Educação: crescimento lento no acesso à creche e ensino superior
- Crianças de 0 a 3 anos em creches: 30,7% (2022) → 34,6% (2024);
- Ensino médio: 71,3% (2022) → 74,0% (2024);
- Ensino superior: 20,1% (2022) → 22,1% (2024).
Mulheres lideram o acesso à graduação, especialmente as não negras (32,4%), enquanto mulheres negras são apenas 20,3% das universitárias.
Renda e trabalho: desemprego cai, mas concentração de riqueza se mantém
- Rendimento médio: R$ 3.066 em 2024 (+2,9% frente a 2023);
- Taxa de desocupação: caiu para 6,6% (mulheres: 8,1%; negros: 7,6%);
- Desigualdade: 1% mais rico recebe 30,5 vezes mais que os 50% mais pobres;
- Pobreza: queda de 23,4% segundo o Bolsa Família (MDS).
No campo tributário, o relatório aponta regressividade do Imposto de Renda: quem ganha mais de 320 salários mínimos teve alíquota efetiva reduzida de 5,43% para 4,87%.
Saúde e violência: redução da mortalidade materna, mas feminicídios crescem
- Mortalidade materna: caiu de 113/100 mil nascidos vivos (2021) para 52/100 mil (2023).
- Desigualdades regionais: Norte (71/100 mil) e Nordeste (59/100 mil) ficaram acima da média.
- Feminicídios: subiram de 1.350 (2020) para 1.492 (2024).
- Mortes evitáveis: 30,6% (2021) → 39,2% (2023), mais altas entre negros (homens: 51,8%; mulheres: 37,8%).
- Violência contra indígenas: 208 assassinatos em 2023 (Roraima 47, MS 43, Amazonas 36).
“As pessoas não desaparecem quando são removidas de uma área de risco… vão para outra área de risco, produzindo outra mudança de uso da terra”, alertou Gisele Brito.
Transformação econômica e social é possível, diz Pacto Nacional
Para Clemente Ganz Lúcio, é fundamental combinar investimentos em emprego e industrialização com políticas públicas robustas. “Queremos que esse resultado seja usado… para fomentar debates e qualificar políticas públicas capazes de sustentar e acelerar esse processo de transformação.”

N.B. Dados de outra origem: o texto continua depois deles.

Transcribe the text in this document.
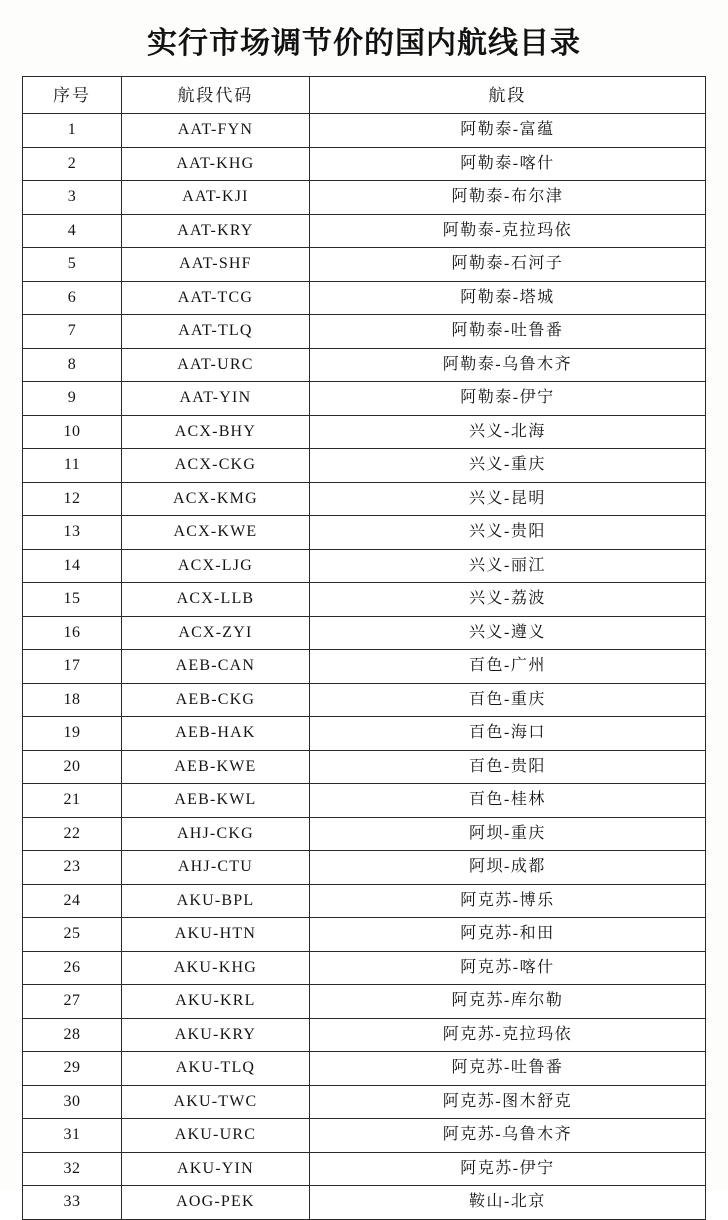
实行市场调节价的国内航线目录
序号	航段代码	航段
1	AAT-FYN	阿勒泰-富蕴
2	AAT-KHG	阿勒泰-喀什
3	AAT-KJI	阿勒泰-布尔津
4	AAT-KRY	阿勒泰-克拉玛依
5	AAT-SHF	阿勒泰-石河子
6	AAT-TCG	阿勒泰-塔城
7	AAT-TLQ	阿勒泰-吐鲁番
8	AAT-URC	阿勒泰-乌鲁木齐
9	AAT-YIN	阿勒泰-伊宁
10	ACX-BHY	兴义-北海
11	ACX-CKG	兴义-重庆
12	ACX-KMG	兴义-昆明
13	ACX-KWE	兴义-贵阳
14	ACX-LJG	兴义-丽江
15	ACX-LLB	兴义-荔波
16	ACX-ZYI	兴义-遵义
17	AEB-CAN	百色-广州
18	AEB-CKG	百色-重庆
19	AEB-HAK	百色-海口
20	AEB-KWE	百色-贵阳
21	AEB-KWL	百色-桂林
22	AHJ-CKG	阿坝-重庆
23	AHJ-CTU	阿坝-成都
24	AKU-BPL	阿克苏-博乐
25	AKU-HTN	阿克苏-和田
26	AKU-KHG	阿克苏-喀什
27	AKU-KRL	阿克苏-库尔勒
28	AKU-KRY	阿克苏-克拉玛依
29	AKU-TLQ	阿克苏-吐鲁番
30	AKU-TWC	阿克苏-图木舒克
31	AKU-URC	阿克苏-乌鲁木齐
32	AKU-YIN	阿克苏-伊宁
33	AOG-PEK	鞍山-北京
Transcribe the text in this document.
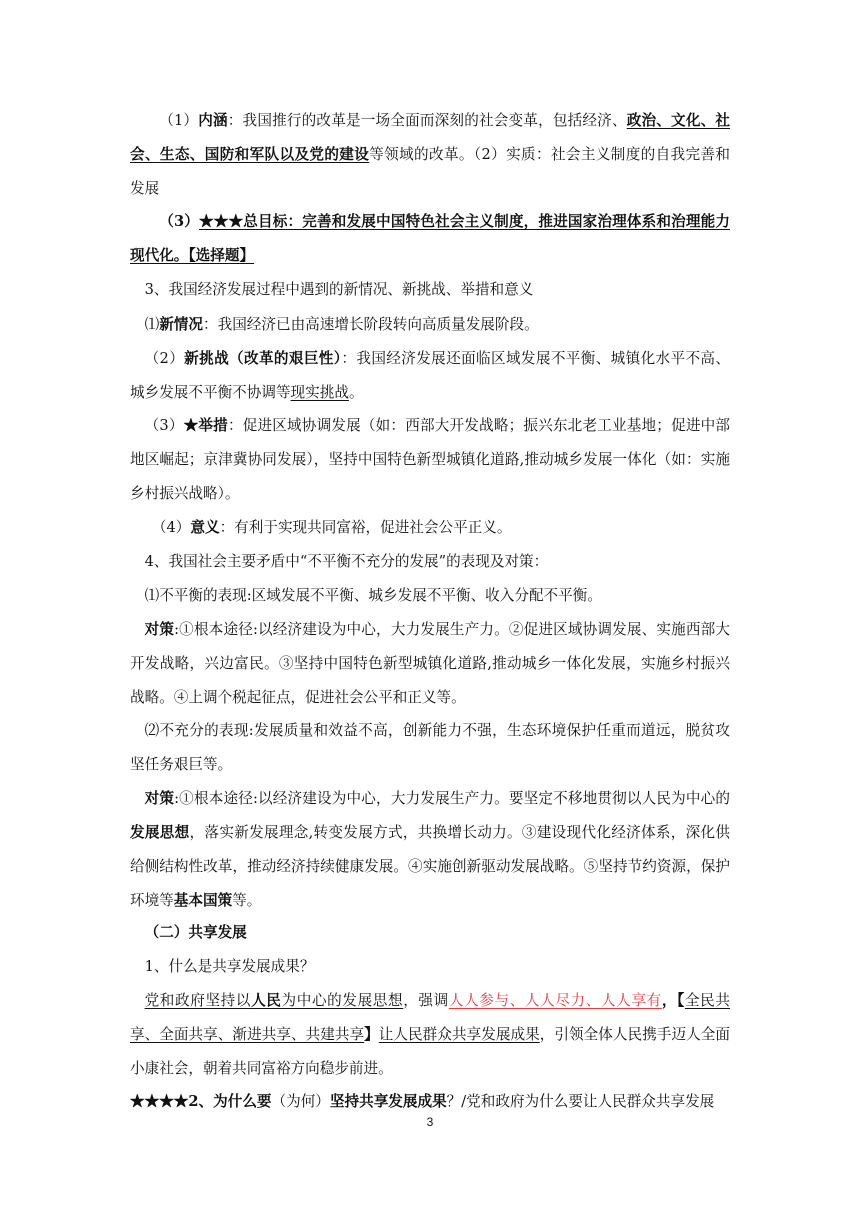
（1）内涵：我国推行的改革是一场全面而深刻的社会变革，包括经济、政治、文化、社会、生态、国防和军队以及党的建设等领域的改革。（2）实质：社会主义制度的自我完善和发展

（3）★★★总目标：完善和发展中国特色社会主义制度，推进国家治理体系和治理能力现代化。【选择题】

3、我国经济发展过程中遇到的新情况、新挑战、举措和意义

⑴新情况：我国经济已由高速增长阶段转向高质量发展阶段。

（2）新挑战（改革的艰巨性）：我国经济发展还面临区域发展不平衡、城镇化水平不高、城乡发展不平衡不协调等现实挑战。

（3）★举措：促进区域协调发展（如：西部大开发战略；振兴东北老工业基地；促进中部地区崛起；京津冀协同发展），坚持中国特色新型城镇化道路,推动城乡发展一体化（如：实施乡村振兴战略）。

（4）意义：有利于实现共同富裕，促进社会公平正义。

4、我国社会主要矛盾中“不平衡不充分的发展”的表现及对策：

⑴不平衡的表现:区域发展不平衡、城乡发展不平衡、收入分配不平衡。

对策:①根本途径:以经济建设为中心，大力发展生产力。②促进区域协调发展、实施西部大开发战略，兴边富民。③坚持中国特色新型城镇化道路,推动城乡一体化发展，实施乡村振兴战略。④上调个税起征点，促进社会公平和正义等。

⑵不充分的表现:发展质量和效益不高，创新能力不强，生态环境保护任重而道远，脱贫攻坚任务艰巨等。

对策:①根本途径:以经济建设为中心，大力发展生产力。要坚定不移地贯彻以人民为中心的发展思想，落实新发展理念,转变发展方式，共换增长动力。③建设现代化经济体系，深化供给侧结构性改革，推动经济持续健康发展。④实施创新驱动发展战略。⑤坚持节约资源，保护环境等基本国策等。

（二）共享发展

1、什么是共享发展成果？

党和政府坚持以人民为中心的发展思想，强调人人参与、人人尽力、人人享有，【全民共享、全面共享、渐进共享、共建共享】让人民群众共享发展成果，引领全体人民携手迈人全面小康社会，朝着共同富裕方向稳步前进。

★★★★2、为什么要（为何）坚持共享发展成果？/党和政府为什么要让人民群众共享发展

3
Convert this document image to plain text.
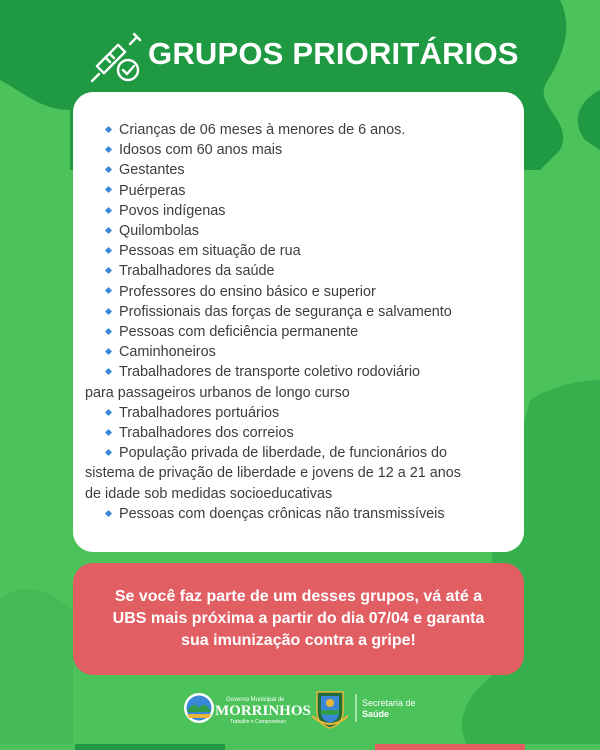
GRUPOS PRIORITÁRIOS
Crianças de 06 meses à menores de 6 anos.
Idosos com 60 anos mais
Gestantes
Puérperas
Povos indígenas
Quilombolas
Pessoas em situação de rua
Trabalhadores da saúde
Professores do ensino básico e superior
Profissionais das forças de segurança e salvamento
Pessoas com deficiência permanente
Caminhoneiros
Trabalhadores de transporte coletivo rodoviário
para passageiros urbanos de longo curso
Trabalhadores portuários
Trabalhadores dos correios
População privada de liberdade, de funcionários do
sistema de privação de liberdade e jovens de 12 a 21 anos
de idade sob medidas socioeducativas
Pessoas com doenças crônicas não transmissíveis
Se você faz parte de um desses grupos, vá até a
UBS mais próxima a partir do dia 07/04 e garanta
sua imunização contra a gripe!
Governo Municipal de
MORRINHOS
Trabalho e Compromisso
Secretaria de
Saúde
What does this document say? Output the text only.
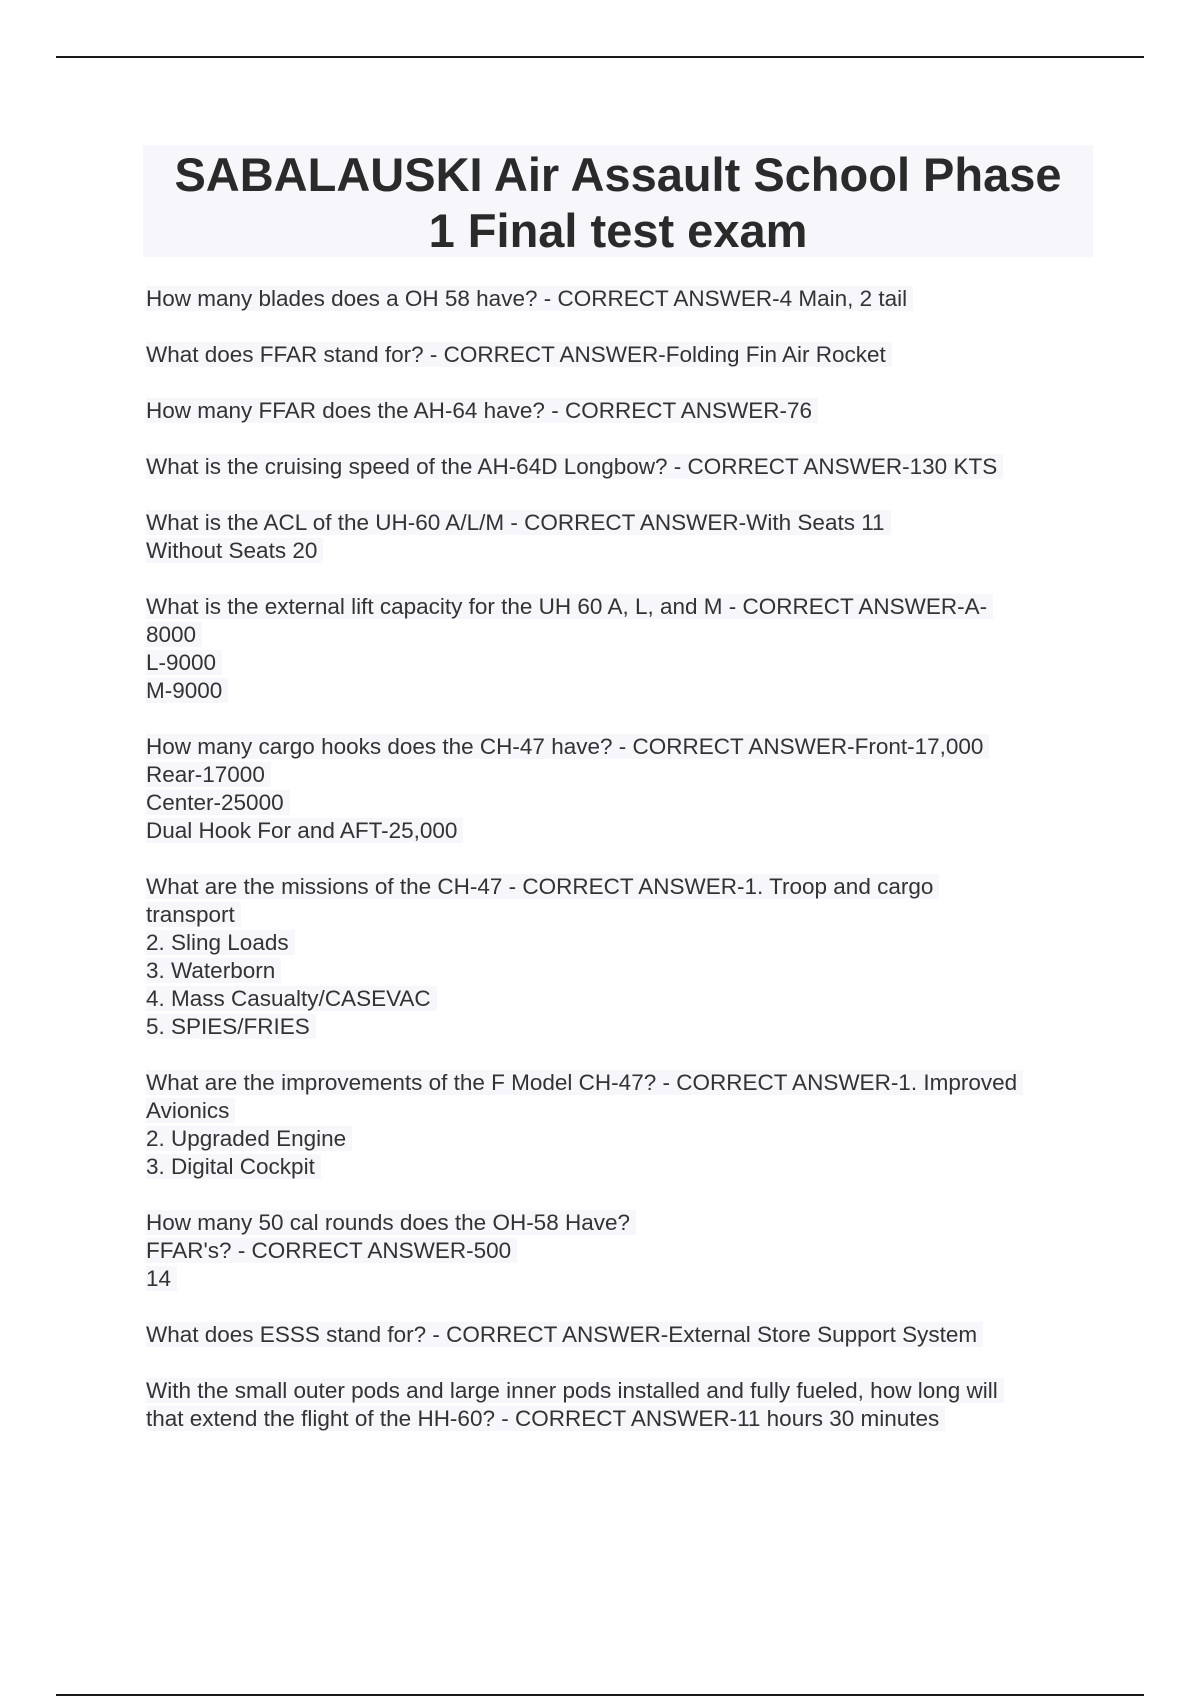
SABALAUSKI Air Assault School Phase
1 Final test exam
How many blades does a OH 58 have? - CORRECT ANSWER-4 Main, 2 tail
What does FFAR stand for? - CORRECT ANSWER-Folding Fin Air Rocket
How many FFAR does the AH-64 have? - CORRECT ANSWER-76
What is the cruising speed of the AH-64D Longbow? - CORRECT ANSWER-130 KTS
What is the ACL of the UH-60 A/L/M - CORRECT ANSWER-With Seats 11
Without Seats 20
What is the external lift capacity for the UH 60 A, L, and M - CORRECT ANSWER-A-
8000
L-9000
M-9000
How many cargo hooks does the CH-47 have? - CORRECT ANSWER-Front-17,000
Rear-17000
Center-25000
Dual Hook For and AFT-25,000
What are the missions of the CH-47 - CORRECT ANSWER-1. Troop and cargo
transport
2. Sling Loads
3. Waterborn
4. Mass Casualty/CASEVAC
5. SPIES/FRIES
What are the improvements of the F Model CH-47? - CORRECT ANSWER-1. Improved
Avionics
2. Upgraded Engine
3. Digital Cockpit
How many 50 cal rounds does the OH-58 Have?
FFAR's? - CORRECT ANSWER-500
14
What does ESSS stand for? - CORRECT ANSWER-External Store Support System
With the small outer pods and large inner pods installed and fully fueled, how long will
that extend the flight of the HH-60? - CORRECT ANSWER-11 hours 30 minutes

A diretora técnica do Dieese, Adriana Marcolino, reforçou que a desigualdade permanece profunda entre negros e não negros, homens e mulheres, e regiões do país.
Conclusão
O Relatório do Observatório Brasileiro das Desigualdades 2025 demonstra que o Brasil avança em pontos cruciais — como redução do desemprego, aumento no acesso à educação e queda da mortalidade materna —, mas enfrenta desafios persistentes:
- violência contra mulheres,
- desigualdade racial no mercado de trabalho e no acesso à educação,
- regressividade tributária,
- concentração de renda extrema,
- ameaças ambientais contra povos indígenas.
A superação dessas barreiras depende de planejamento, investimento e políticas públicas contínuas, como defendem as organizações do Pacto Nacional pelo Combate às Desigualdades.